Americans used to have a healthy suspicion of electing immediate family members of former presidents to the presidency because it smacked of the royalty that they rejected. It’s actually quite extraordinary that prior to the election of Bush the Younger in 2000, it’s happened only once before in our long history (the one-term John Quincy Adams way back in 1824-only as a compromise candidate by the House of Representatives due to a stalled Electoral College) compared to how often it’s happened in much shorter-lived democracies around the world. (Of course, that’s also exactly why so many of them were shorter-lived.) Today, rule by family connection is something that many Americans seem to want, even desperately desire. It’s no mere coincidence that the governors of two of our most populous states, Jerry Brown in California and Andrew Cuomo in New York, are also the sons of former governors of that same state.
Trump, for his part, also represents, in his own quirky way, a crude aberration of a monarchy. For years now, people have been referring to him in the third person as “The Donald.” He may even end up conducting most of his presidential business from his own palatial “Trump Tower”.
Mainstream media such as The Washington Post as well the Twitterverse are all already salivating about the possibility of Michelle Obama running for president in 2020. Barring the U.S. electorate coming to its senses or some type of timely legislation or even constitutional amendment explicitly prohibiting it, the day will undoubtedly come in the not too distant future when a US president (Republican or Democrat) will be directly succeeded by his or her spouse, sibling, son, or daughter. Unfortunately, that may also signal the day that this democracy has ended.
These are the Scylla and Charybdis of the new political order we’ve created as a reactionary by-product of our rapidly changing technology-a dangerous detachment from reality (mostly manifesting itself as a blurring between reality and virtual reality) closely followed by an deep desire for some real stability to the point where we are willing to settle, even yearn, for a crude aberration of a monarchy.
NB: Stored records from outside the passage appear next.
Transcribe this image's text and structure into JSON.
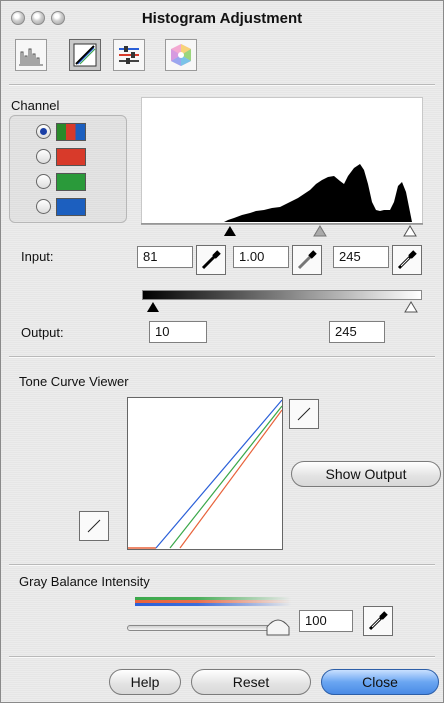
{
  "window": {
    "title": "Histogram Adjustment"
  },
  "toolbar": {
    "buttons": [
      {
        "icon": "histogram-icon"
      },
      {
        "icon": "curves-icon"
      },
      {
        "icon": "levels-icon"
      },
      {
        "icon": "color-wheel-icon"
      }
    ],
    "active_index": 1
  },
  "channel": {
    "label": "Channel",
    "options": [
      {
        "id": "rgb",
        "colors": [
          "#2a8a2a",
          "#d83a2a",
          "#1c5fbf"
        ],
        "selected": true
      },
      {
        "id": "red",
        "colors": [
          "#d83a2a"
        ],
        "selected": false
      },
      {
        "id": "green",
        "colors": [
          "#2a9a3a"
        ],
        "selected": false
      },
      {
        "id": "blue",
        "colors": [
          "#1c5fbf"
        ],
        "selected": false
      }
    ]
  },
  "input": {
    "label": "Input:",
    "black": "81",
    "gamma": "1.00",
    "white": "245",
    "black_slider": 81,
    "gamma_slider_pos": 0.5,
    "white_slider": 245
  },
  "output": {
    "label": "Output:",
    "black": "10",
    "white": "245",
    "black_slider": 10,
    "white_slider": 245
  },
  "tone_curve": {
    "label": "Tone Curve Viewer",
    "show_output_label": "Show Output"
  },
  "gray_balance": {
    "label": "Gray Balance Intensity",
    "value": "100"
  },
  "buttons": {
    "help": "Help",
    "reset": "Reset",
    "close": "Close"
  },
  "colors": {
    "red": "#e8623a",
    "green": "#3aa84a",
    "blue": "#2a5fd8",
    "accent": "#5a9af0"
  }
}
In four or eight years we’re likely to be faced with a presidential primary contest between Kanye West, Michelle Obama, and Caitlin Jenner on the Democratic side and between Jeb Bush and Ivanka Trump for the Republicans with conservative rocker Ted Nugent thrown into the mix to add to the goofiness. (Thank goodness Arnold Schwarzenegger is legally prohibited from running.) This circus of absurdity does not have to be our destiny. We can do better. But first we’ll have to become master rather than a mere tool of the technology that we’ve created.